Helping protein machines in cells form correct 3D structures

20 March 2014

PIH1D1 - a molecular barcode reader for multi-protein assembly.

Image: PIH1D1 - a molecular barcode reader for multi-protein assembly.

New research sheds light on the role played by a multi-protein complex known as R2TP in assembling other multi-protein machines inside a cell, including some that play crucial roles in translating genes into proteins.  

The study has potential implications for cancer, as one subunit of R2TP called PIH1D1 is present in abnormally high levels in some types of cancer cell. This suggests that the growth of some tumours may also depend on R2TP.

The work was a collaboration by a multidisciplinary team from the Medical Research Council's National Institute for Medical Research (NIMR) and Cancer Research UK's London Research Institute (LRI) (both now part of the Francis Crick Institute).

Dr Steve Smerdon of NIMR explained: "Proteins are the molecular workhorses of the cell. They are initially produced as linear chains of amino acids with a precise sequence. However, their biological activities are ultimately determined by the three-dimensional shape they adopt.

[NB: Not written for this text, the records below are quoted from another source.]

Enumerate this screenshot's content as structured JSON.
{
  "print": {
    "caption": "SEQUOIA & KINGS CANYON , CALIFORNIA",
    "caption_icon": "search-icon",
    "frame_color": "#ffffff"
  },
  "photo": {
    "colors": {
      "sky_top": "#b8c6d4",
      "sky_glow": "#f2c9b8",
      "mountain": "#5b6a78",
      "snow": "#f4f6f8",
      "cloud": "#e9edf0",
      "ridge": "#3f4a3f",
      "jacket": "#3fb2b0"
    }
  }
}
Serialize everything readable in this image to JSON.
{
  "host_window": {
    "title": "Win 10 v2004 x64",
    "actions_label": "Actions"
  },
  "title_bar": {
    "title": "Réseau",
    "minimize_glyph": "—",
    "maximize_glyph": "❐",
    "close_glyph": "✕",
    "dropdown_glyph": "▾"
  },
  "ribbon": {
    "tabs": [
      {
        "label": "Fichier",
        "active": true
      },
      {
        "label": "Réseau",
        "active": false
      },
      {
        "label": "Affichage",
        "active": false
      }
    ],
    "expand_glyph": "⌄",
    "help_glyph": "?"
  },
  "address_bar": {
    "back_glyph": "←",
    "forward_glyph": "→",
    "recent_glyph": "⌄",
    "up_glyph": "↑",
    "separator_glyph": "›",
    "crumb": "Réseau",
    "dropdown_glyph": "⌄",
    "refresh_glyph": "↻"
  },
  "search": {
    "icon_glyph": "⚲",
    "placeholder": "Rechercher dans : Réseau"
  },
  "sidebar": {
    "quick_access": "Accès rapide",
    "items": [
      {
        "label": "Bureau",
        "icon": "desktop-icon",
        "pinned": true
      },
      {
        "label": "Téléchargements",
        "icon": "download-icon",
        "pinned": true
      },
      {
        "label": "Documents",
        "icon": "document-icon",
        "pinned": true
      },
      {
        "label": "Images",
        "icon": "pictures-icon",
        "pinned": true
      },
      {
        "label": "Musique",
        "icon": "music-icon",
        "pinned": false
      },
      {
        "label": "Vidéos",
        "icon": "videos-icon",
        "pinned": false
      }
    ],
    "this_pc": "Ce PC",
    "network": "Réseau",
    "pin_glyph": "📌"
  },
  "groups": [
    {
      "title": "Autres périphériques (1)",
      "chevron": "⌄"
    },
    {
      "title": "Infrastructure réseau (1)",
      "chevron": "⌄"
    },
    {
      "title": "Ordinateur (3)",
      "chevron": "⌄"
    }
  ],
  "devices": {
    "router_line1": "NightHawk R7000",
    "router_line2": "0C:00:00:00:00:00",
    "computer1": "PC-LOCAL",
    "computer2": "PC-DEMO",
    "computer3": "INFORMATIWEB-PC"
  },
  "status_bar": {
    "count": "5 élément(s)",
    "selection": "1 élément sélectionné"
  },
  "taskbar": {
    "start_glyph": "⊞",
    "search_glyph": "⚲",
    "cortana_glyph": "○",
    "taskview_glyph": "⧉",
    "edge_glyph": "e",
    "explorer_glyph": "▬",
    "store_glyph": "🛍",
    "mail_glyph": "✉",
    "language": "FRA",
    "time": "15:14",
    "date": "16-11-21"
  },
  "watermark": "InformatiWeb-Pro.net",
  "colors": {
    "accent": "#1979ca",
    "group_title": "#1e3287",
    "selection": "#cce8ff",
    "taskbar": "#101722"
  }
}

"Perhaps surprisingly, the means by which a protein folds up from this linear chain into its final three-dimensional form is still poorly understood.

"What is known though, is that for many proteins, all of the information required is contained in the amino acid sequence itself. However for some, assistance by a family of proteins called molecular chaperones is necessary for folding to occur efficiently. 

"Many proteins don't exist alone and act in concert with others as large molecular assemblies. These also require some help to form correctly and specialised chaperone machineries that are conserved from yeast to humans, have evolved to achieve this."

R2TP is one such example. Together with other proteins, it has been shown to play a role in putting together a number of multi-protein assemblies, such as RNA polymerase, an enzyme that's crucial for a cell to decode information in its DNA and translate this into protein.

To find out more about how R2TP acts, the NIMR team used a technique called X-ray crystallography to visualise the structure of the PIH1D1 subunit. This revealed how a chemical modification called phosphorylation acts as a molecular barcode, tagging proteins that require R2TP's assistance, for recognition by PIH1D1.

Their colleagues at LRI then used mass spectrometry, which permits the accurate identification of single proteins from many thousands in a mixture, to find previously unknown target proteins for R2TP, including RNA polymerase and regulators of a so-called 'tumour suppressor' protein, p53, that is found to be mutated in the majority of human cancers.

Dr Smerdon said: "These highly multi-disciplinary studies have really pushed forward our understanding of the breadth of chaperone activities in human cells and identified a beautifully specific mechanism for funneling target proteins into the R2TP machine."

Dr Simon Boulton of LRI added: "Our collaboration with Steve and his group has been a very enjoyable and productive endeavour. My hope is that by bringing together world-class researchers from a range of disciplines, the Crick will foster and encourage more of this type of collaborative interaction in the future."

The paper, Phosphorylation-Dependent PIH1D1 Interactions Define Substrate Specificity of the R2TP Cochaperone Complex, is published in Cell Reports.

  • A collaboration between the Medical Research Council's National Institute for Medical Research and Cancer Research UK's London Research Institute sheds light on a so-called 'protein chaperone' known as R2TP.
  • Chaperone proteins are a diverse family of molecules that help individual proteins or multi-protein assemblies in cells to form the correct, stable three-dimensional arrangement so they can carry out their biological roles.